A U.S. district judge in Virginia has ruled that a restaurant chain operator is liable for breach of contract and is obligated to pay a franchise consulting company for sales and marketing services that the consultant performed for the chain under the contract between the two companies. Rejecting the contract defenses of lack of standing, fraudulent inducement, lack of specificity, lack of mutuality, and unconscionability, U.S. District Judge T.S. Ellis, III, of the Eastern District of Virginia, granted summary judgment in favor of the consultant.
The case arose from a 2008 contract between Freshii Development, LLC, which owns a chain of healthy fast-food restaurants, and Fransmart, LLC, an Alexandria, Va.-based company that agreed, in exchange for a percentage of franchise fees and revenues, to help Freshii expand by finding appropriate franchisees for its restaurants. In early 2010, Fransmart restructured its business and set up a new company to which it assigned its contracts and transferred its assets and liabilities. Freshii then stopped paying Fransmart under the contract, and Fransmart sued for breach. Freshii asserted five defenses to the lawsuit, all of which Judge Ellis rejected.
Freshii first argued that Fransmart lacked standing because the 2008 agreement was a personal services contract and therefore not assignable to a separate entity (such as the “new Fransmart”) without Freshii’s consent. Judge Ellis rejected this defense, noting that many aspects of the agreement led to the conclusion that it was not a personal services contract. For example, the agreement was between two corporate entities, it was for a duration of ten years, and it did not identify any individual as being material to performance. In any event, the judge wrote, it was not necessary to reach that issue because the contract contained a “successors and assigns” clause, stating that “the provisions of this Agreement shall be binding upon and inure to the benefit of the parties hereto and to their successors and assigns.” This language, the court found, demonstrated that the parties intended the agreement to be assignable to a successor entity like the new Fransmart.

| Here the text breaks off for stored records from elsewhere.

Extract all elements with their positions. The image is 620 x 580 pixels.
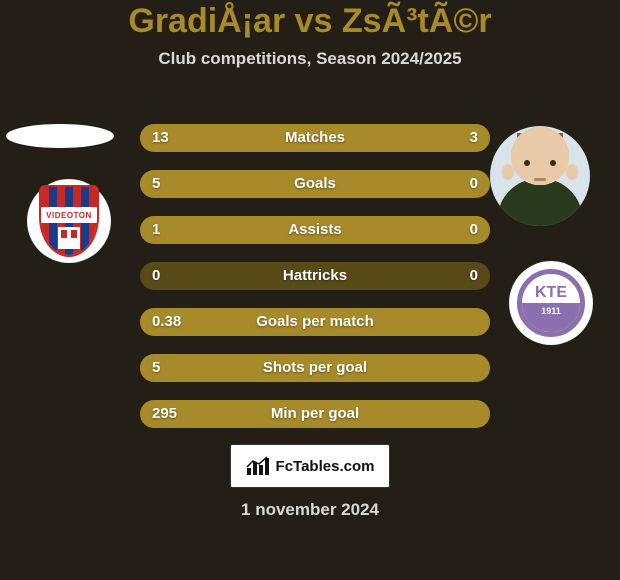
stat-label: Hattricks	[140, 262, 490, 290]
stat-label: Goals per match	[140, 308, 490, 336]
stat-row: 50Goals	[140, 170, 490, 198]
player-left-photo	[6, 124, 114, 148]
stat-row: 10Assists	[140, 216, 490, 244]
kte-text: KTE	[535, 285, 567, 301]
player-face-icon	[490, 126, 590, 226]
watermark: FcTables.com	[230, 444, 390, 488]
videoton-label: VIDEOTON	[41, 207, 97, 223]
club-badge-right: KTE 1911	[509, 261, 593, 345]
watermark-text: FcTables.com	[276, 458, 375, 475]
kte-badge-icon: KTE 1911	[517, 269, 585, 337]
stat-row: 0.38Goals per match	[140, 308, 490, 336]
player-right-photo	[490, 126, 590, 226]
videoton-badge-icon: VIDEOTON	[39, 185, 99, 257]
stat-label: Assists	[140, 216, 490, 244]
club-badge-left: VIDEOTON	[27, 179, 111, 263]
subtitle: Club competitions, Season 2024/2025	[0, 49, 620, 69]
stat-label: Shots per goal	[140, 354, 490, 382]
kte-year: 1911	[541, 307, 561, 316]
stat-label: Matches	[140, 124, 490, 152]
bar-chart-icon	[246, 456, 270, 476]
stat-label: Goals	[140, 170, 490, 198]
comparison-chart: 133Matches 50Goals 10Assists 00Hattricks 0.3…	[140, 124, 490, 446]
stat-row: 295Min per goal	[140, 400, 490, 428]
page-title: GradiÅ¡ar vs ZsÃ³tÃ©r	[0, 0, 620, 41]
stat-row: 133Matches	[140, 124, 490, 152]
stat-row: 00Hattricks	[140, 262, 490, 290]
footer-date: 1 november 2024	[0, 500, 620, 520]
stat-row: 5Shots per goal	[140, 354, 490, 382]
stat-label: Min per goal	[140, 400, 490, 428]
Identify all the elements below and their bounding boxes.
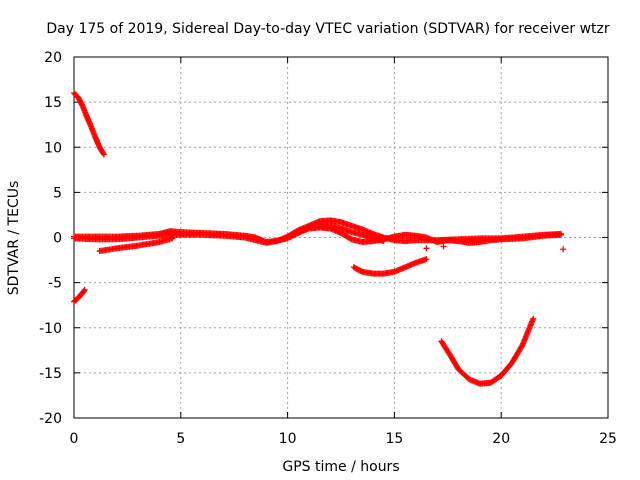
series-main-band-lower xyxy=(71,224,565,246)
x-tick-label: 5 xyxy=(176,431,185,447)
series-arc-early-descent xyxy=(71,90,107,158)
y-tick-label: 15 xyxy=(44,95,62,111)
y-tick-label: 10 xyxy=(44,140,62,156)
x-tick-label: 20 xyxy=(492,431,510,447)
data-point xyxy=(560,246,567,253)
series-arc-early-negative xyxy=(71,286,88,305)
ticks-layer: 0 5 10 15 20 25 -20 -15 -10 -5 0 5 10 15 20 xyxy=(39,50,617,447)
series-arc-low-offset xyxy=(96,235,176,255)
y-tick-label: -5 xyxy=(48,276,62,292)
series-arc-descending-mid xyxy=(316,221,387,245)
x-axis-label: GPS time / hours xyxy=(282,459,399,475)
data-point xyxy=(380,238,387,245)
y-tick-label: -10 xyxy=(39,321,62,337)
x-tick-label: 15 xyxy=(385,431,403,447)
y-axis-label: SDTVAR / TECUs xyxy=(6,181,22,296)
series-arc-deep-dip xyxy=(438,315,537,387)
series-layer xyxy=(71,90,567,387)
data-point xyxy=(518,343,525,350)
data-point xyxy=(423,245,430,252)
data-point xyxy=(558,231,565,238)
chart-title: Day 175 of 2019, Sidereal Day-to-day VTE… xyxy=(46,21,610,37)
y-tick-label: -15 xyxy=(39,366,62,382)
series-arc-dip-14h xyxy=(350,256,430,277)
x-tick-label: 0 xyxy=(70,431,79,447)
x-tick-label: 10 xyxy=(279,431,297,447)
y-tick-label: 20 xyxy=(44,50,62,66)
x-tick-label: 25 xyxy=(599,431,617,447)
data-point xyxy=(423,256,430,263)
data-point xyxy=(169,235,176,242)
data-point xyxy=(100,150,107,157)
series-isolated-points xyxy=(423,243,567,253)
data-point xyxy=(81,286,88,293)
data-point xyxy=(530,315,537,322)
data-point xyxy=(440,243,447,250)
data-point xyxy=(293,230,300,237)
y-tick-label: -20 xyxy=(39,411,62,427)
data-point xyxy=(100,151,107,158)
y-tick-label: 0 xyxy=(53,231,62,247)
y-tick-label: 5 xyxy=(53,185,62,201)
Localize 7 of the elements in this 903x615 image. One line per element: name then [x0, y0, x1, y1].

Next, Freshii argued that Fransmart fraudulently induced it to enter into the contract by misrepresenting its business model for marketing franchises and its financial strength. The judge found, however, that under Virginia law, promises regarding future actions such as promised marketing activities don’t constitute fraud. In addition, there was insufficient evidence that Freshii relied on these statements. The claims regarding Fransmart’s financial condition also didn’t constitute fraud because there wasn’t clear and convincing evidence that Fransmart was actually in financial trouble and because its opinions about its future viability can’t be the basis of fraud claims in Virginia.
Freshii also asserted that the contract was unenforceable for lack of specificity regarding Fransmart’s obligations. Judge Ellis ruled that the marketing and sales contract contained “all the essential terms required for a services contract under Virginia law,” and that contractual terms requiring “marketing” and “selling” were specific enough to be enforceable.
Freshii asserted that the contract was invalid for lack of mutuality because its only recourse in the event of breach was termination of the contract. Judge Ellis found, however, that nothing in the contract prohibited Freshii from suing for breach of contract and damages.
Finally, Freshii argued that the agreement was unenforceable because it contained unconscionable terms. Judge Ellis replied that these were sophisticated businessmen entering into an arms-length deal and that there was insufficient evidence of unconscionability. Freshii may have been unhappy with the deal, but that didn’t constitute grounds to void it.